POST http://localhost:8444/cdc
Content-Type: application/json

{
  "request_type":"create",
  "request_data":{
    ...
    "collection_infos":[
      {
        "name":"hello_milvus",
        "positions": {
            "by-dev-rootcoord-dml_0_450541344162316901v0": "AAAAAAAAAAAAAAAAAAAAAA==",
            "by-dev-rootcoord-dml_1_450541344162316901v1": "AAAAAAAAAAAAAAAAAAAAAA=="
        }
      }
    ],
    ...
  }
}

func Base64MsgPosition(position *msgpb.MsgPosition) string {
        positionByte, err := proto.Marshal(position)
        if err != nil {
                return ""
        }
        return base64.StdEncoding.EncodeToString(positionByte)
}
  1. The source/target Milvus supports custom certificate TLS connections.

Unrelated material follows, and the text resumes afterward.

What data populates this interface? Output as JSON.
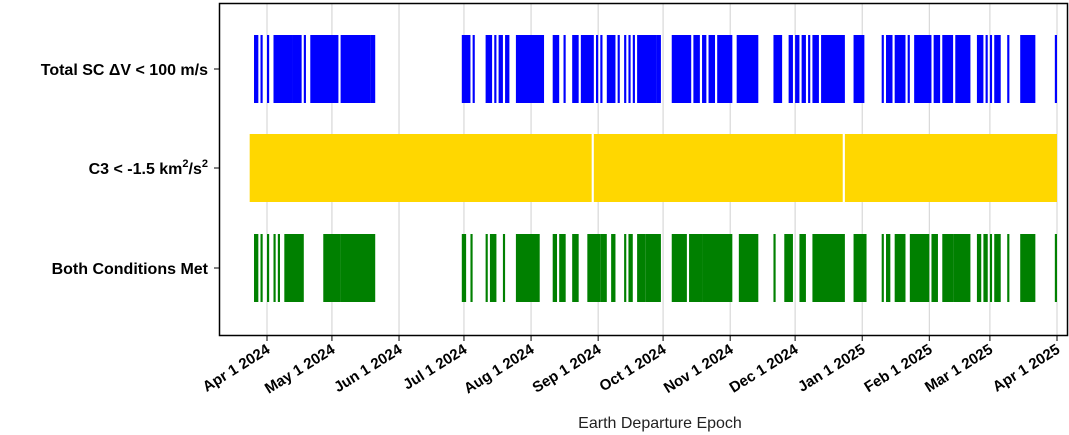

    1. source milvus reference:https://github.com/zilliztech/milvus-cdc/blob/main/doc/cdc-usage.md#configuration
    2. target milvus reference:https://github.com/zilliztech/milvus-cdc/blob/main/doc/cdc-usage.md#create-request-with-tls-one-way-authentication
  2. The etcd supports custom certificate TLS connections.

sourceConfig:
  etcd:
    address:
      - http://127.0.0.1:2379
    rootPath: by-dev
    metaSubPath: meta
    enableAuth: false
    username: root
    password: root123456
    enableTLS: false
    tlsCertPath: deployment/cert/client.pem # path to your cert file
    tlsKeyPath: deployment/cert/client.key # path to your key file
    tlsCACertPath: deployment/cert/ca.pem # path to your CACert file
    tlsMinVersion: 1.3
...

Improvement

  1. Improved stability - This is undoubtedly the biggest highlight of this update. Regardless of whether the source Milvus, CDC, or target Milvus is interrupted, the synchronization task can be resumed and restored to the state before the interruption after the system is repaired.
  2. Optimized internal logic - After extensive internal testing, with consistent data verification between the source and target Milvus instances, data consistency is now well-guaranteed even under high concurrency scenarios.
  3. Reduced frequent log output, which minimizes the impact on synchronization efficiency, and support for dynamic log level adjustment.
POST http://localhost:8444/cdc
Content-Type: application/json

{
  "request_type":"maintenance",
  "request_data": {
    "operation": "set_log_level",
    "params": {
      "log_level": "debug"
    }
  }
}

Other

Comprehensive performance data is currently being tested internally, and we will continue to optimize based on the performance test results.

NOTE: Before using the tool, please carefully read the documentation at cdc uasge, as there are still many configuration details that are easy to get wrong. If you encounter any issues, feel free to raise an issue, and I will do my best to help resolve it.